Lectura
orante del Evangelio en clave teresiana: Mateo 21,33-43
“¡Oh Redentor mío, que no puede mi
corazón llegar aquí sin fatigarse mucho! ¿Qué es esto ahora de los cristianos?
¿Siempre han de ser los que más os deben los que os fatiguen? ¿A los que
mejores obras hacéis, a los que escogéis para vuestros amigos, entre los que
andáis y os comunicáis por los sacramentos?” (Santa Teresa, Camino 1,3).
Había un propietario que plantó una viña. Así comienza
esta durísima parábola que Jesús pronunció en el templo de Jerusalén y que
nosotros hoy queremos orar. El propietario, el Padre, amó tanto al pueblo que
le entregó todo lo que tenía, hasta su propio Hijo. Pero Él no fue amado y una
profunda decepción llenó su corazón.
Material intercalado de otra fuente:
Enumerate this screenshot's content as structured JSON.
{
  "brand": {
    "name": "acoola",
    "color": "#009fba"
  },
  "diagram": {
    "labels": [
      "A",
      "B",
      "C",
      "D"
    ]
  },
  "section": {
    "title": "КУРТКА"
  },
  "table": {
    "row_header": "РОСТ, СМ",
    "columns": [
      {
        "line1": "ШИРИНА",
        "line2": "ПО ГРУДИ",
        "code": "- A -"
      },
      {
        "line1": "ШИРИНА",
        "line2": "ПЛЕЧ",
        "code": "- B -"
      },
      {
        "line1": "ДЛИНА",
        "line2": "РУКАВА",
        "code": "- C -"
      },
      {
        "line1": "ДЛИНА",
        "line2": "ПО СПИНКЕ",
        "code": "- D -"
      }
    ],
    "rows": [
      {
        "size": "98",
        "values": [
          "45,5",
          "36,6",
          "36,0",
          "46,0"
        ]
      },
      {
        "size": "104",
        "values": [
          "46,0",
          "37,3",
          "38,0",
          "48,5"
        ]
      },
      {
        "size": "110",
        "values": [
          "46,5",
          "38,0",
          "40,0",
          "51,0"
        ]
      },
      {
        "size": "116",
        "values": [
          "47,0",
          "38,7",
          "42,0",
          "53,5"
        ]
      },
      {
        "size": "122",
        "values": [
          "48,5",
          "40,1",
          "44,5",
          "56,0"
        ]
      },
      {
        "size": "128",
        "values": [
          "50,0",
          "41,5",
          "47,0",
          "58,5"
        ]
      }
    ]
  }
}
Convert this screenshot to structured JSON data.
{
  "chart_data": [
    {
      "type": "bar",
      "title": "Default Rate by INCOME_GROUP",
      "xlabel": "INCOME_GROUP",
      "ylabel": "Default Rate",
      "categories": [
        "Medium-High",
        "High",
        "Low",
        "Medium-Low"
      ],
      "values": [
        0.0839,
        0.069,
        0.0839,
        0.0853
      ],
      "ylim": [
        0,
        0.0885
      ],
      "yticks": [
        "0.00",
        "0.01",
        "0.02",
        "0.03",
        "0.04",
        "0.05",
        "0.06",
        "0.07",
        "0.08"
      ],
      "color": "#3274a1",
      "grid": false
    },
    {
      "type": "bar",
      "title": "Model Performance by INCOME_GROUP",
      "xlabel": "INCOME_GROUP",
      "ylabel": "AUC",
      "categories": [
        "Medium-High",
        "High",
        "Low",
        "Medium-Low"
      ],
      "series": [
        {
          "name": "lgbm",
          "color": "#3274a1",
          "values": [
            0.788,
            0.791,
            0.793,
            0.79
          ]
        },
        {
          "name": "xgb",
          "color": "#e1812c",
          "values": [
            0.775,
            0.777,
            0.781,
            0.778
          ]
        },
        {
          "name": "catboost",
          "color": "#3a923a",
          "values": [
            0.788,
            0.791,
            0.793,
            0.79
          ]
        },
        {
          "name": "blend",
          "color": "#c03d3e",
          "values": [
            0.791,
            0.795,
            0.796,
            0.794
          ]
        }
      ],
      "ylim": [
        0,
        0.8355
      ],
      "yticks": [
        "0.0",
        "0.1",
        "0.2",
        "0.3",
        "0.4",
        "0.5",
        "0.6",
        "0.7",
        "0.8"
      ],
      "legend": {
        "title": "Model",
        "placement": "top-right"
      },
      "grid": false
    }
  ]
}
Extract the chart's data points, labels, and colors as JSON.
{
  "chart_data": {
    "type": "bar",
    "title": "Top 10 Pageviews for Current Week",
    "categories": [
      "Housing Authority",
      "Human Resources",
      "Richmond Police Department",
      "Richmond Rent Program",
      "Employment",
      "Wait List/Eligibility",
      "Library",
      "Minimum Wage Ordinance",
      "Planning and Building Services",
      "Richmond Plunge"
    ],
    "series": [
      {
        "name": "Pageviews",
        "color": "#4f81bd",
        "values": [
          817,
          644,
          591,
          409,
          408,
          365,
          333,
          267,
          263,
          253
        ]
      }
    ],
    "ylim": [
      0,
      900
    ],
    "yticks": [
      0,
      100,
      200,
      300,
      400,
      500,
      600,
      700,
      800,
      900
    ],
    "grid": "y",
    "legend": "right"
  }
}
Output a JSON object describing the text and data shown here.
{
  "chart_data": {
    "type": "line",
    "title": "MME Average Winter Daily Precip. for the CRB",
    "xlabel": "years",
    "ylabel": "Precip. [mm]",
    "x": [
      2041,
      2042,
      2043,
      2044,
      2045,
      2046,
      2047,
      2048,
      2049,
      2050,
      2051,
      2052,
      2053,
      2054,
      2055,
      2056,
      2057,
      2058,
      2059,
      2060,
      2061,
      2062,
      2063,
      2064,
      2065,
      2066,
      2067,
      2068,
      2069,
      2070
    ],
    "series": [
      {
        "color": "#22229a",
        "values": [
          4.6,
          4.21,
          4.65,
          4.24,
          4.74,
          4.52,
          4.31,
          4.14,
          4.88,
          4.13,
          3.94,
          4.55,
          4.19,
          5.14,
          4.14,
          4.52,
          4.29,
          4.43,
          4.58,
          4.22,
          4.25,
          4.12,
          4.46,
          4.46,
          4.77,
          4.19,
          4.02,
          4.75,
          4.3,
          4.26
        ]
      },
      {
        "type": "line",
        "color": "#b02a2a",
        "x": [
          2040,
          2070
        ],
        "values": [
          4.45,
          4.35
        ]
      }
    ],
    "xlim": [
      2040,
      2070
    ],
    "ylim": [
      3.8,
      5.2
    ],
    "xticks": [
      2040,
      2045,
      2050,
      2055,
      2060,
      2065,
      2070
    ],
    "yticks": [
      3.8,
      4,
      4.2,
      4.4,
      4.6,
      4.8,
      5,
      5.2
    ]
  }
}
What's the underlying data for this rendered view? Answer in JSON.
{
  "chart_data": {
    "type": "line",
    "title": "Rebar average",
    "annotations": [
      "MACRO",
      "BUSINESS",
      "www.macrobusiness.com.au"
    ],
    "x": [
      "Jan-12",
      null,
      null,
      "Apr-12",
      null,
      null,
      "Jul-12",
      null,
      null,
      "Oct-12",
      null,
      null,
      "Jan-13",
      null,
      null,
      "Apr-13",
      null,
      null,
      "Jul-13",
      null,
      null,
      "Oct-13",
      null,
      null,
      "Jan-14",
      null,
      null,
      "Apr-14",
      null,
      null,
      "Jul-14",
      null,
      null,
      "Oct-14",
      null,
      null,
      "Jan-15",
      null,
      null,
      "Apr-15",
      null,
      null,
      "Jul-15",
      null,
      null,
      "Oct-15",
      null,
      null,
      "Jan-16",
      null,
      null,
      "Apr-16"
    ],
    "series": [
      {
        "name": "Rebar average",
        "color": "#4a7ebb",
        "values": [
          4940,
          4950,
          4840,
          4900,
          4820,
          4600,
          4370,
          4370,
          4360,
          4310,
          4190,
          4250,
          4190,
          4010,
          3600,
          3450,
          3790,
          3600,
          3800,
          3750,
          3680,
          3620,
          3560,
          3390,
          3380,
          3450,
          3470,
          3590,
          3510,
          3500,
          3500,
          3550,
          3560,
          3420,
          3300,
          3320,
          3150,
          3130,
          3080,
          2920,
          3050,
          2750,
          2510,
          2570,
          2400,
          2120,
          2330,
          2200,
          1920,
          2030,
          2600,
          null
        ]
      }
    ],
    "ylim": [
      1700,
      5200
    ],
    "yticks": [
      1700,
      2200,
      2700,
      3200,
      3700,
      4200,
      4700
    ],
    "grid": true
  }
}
Los que tanto amaba prescindieron de Él,
mataron a sus profetas, a su Hijo también lo echaron fuera y lo mataron. “¡Oh mi Dios y mi verdadera fortaleza! ¿Qué
es esto, Señor, que para todo somos cobardes, si no es para contra Vos?” (Exclamaciones
12,1). ¡Oh Sabiduría que no se puede
comprender! ¡Cómo fue necesario todo el amor que tenéis a vuestras criaturas
para poder sufrir tanto desatino y aguardar a que sanemos, y procurarlo con mil
maneras de medios y remedios!” (Ex 12,2).
“Remediad, Dios mío, tan gran desatino y ceguedad” (Ex 13,4).
Y ahora, cuando vuelva el dueño de la viña, ¿qué
hará con aquellos labradores? ¿Qué hará Dios con quienes no desean el
agua de su fuente ni quieren gustar sus amores? Nada que no tenga que ver con
el amor, porque el Padre, revelado por Jesús, es incomparablemente bueno, solo
sabe amar. Por mucho que vayamos contra Él, siempre se acerca a nosotros con
misericordia. “¡Oh Dios de mi alma, qué
prisa nos damos a ofenderos y cómo os la dais Vos mayor a perdonarnos!” (Ex
10,1). ¡Bendito y alabado seas, Señor!,
pues “con tanta sangre vemos mostrado el amor tan grande que tenéis a los hijos
de Adán” (Ex 2,2).
La piedra que desecharon los arquitectos es
ahora la piedra angular. Hemos prescindido muchas veces de Jesús, nos hemos
tapado los ojos para no verle. Este es nuestro pecado. “Ahora, Señor, no se quiere ver. ¡Oh, qué mal
tan incurable! Aquí, Dios mío, se ha de mostrar vuestro poder, aquí vuestra
misericordia”
(Ex 8,2). Es hora de escogerle como nuestra piedra angular, como fuente
inagotable de alegría. “¡Oh, qué recia cosa os pido, verdadero Dios mío, que queráis a quien no
os quiere, que abráis a quien no os llama, que deis salud a quien gusta de
estar enfermo y anda procurando la enfermedad! Vos decís, Señor mío, que venís
a buscar los pecadores; estos, Señor, son los verdaderos pecadores. No miréis
nuestra ceguedad, mi Dios, sino a la mucha sangre que derramó vuestro Hijo por
nosotros. Resplandezca vuestra misericordia en tan crecida maldad; mirad,
Señor, que somos hechura vuestra. Válganos vuestra bondad y misericordia” (Ex 8,3).
Se os quitará a vosotros el Reino de Dios y se
dará a un pueblo que produzca sus frutos. Dios sigue abriendo caminos de salvación,
pero no bendice un cristianismo estéril. “¡Oh Amor, que me amas más de lo que yo me puedo
amar, ni entiendo!” (Ex 17,1). “No me desampares, Señor, porque en Ti espero, no sea confundida mi esperanza”
(Ex 17,6). “Recuperad, Dios mío, el tiempo perdido con
darme gracia en el presente y porvenir, para que parezca delante de Vos con
vestiduras de bodas, pues si queréis podéis” (Ex 4,1.2).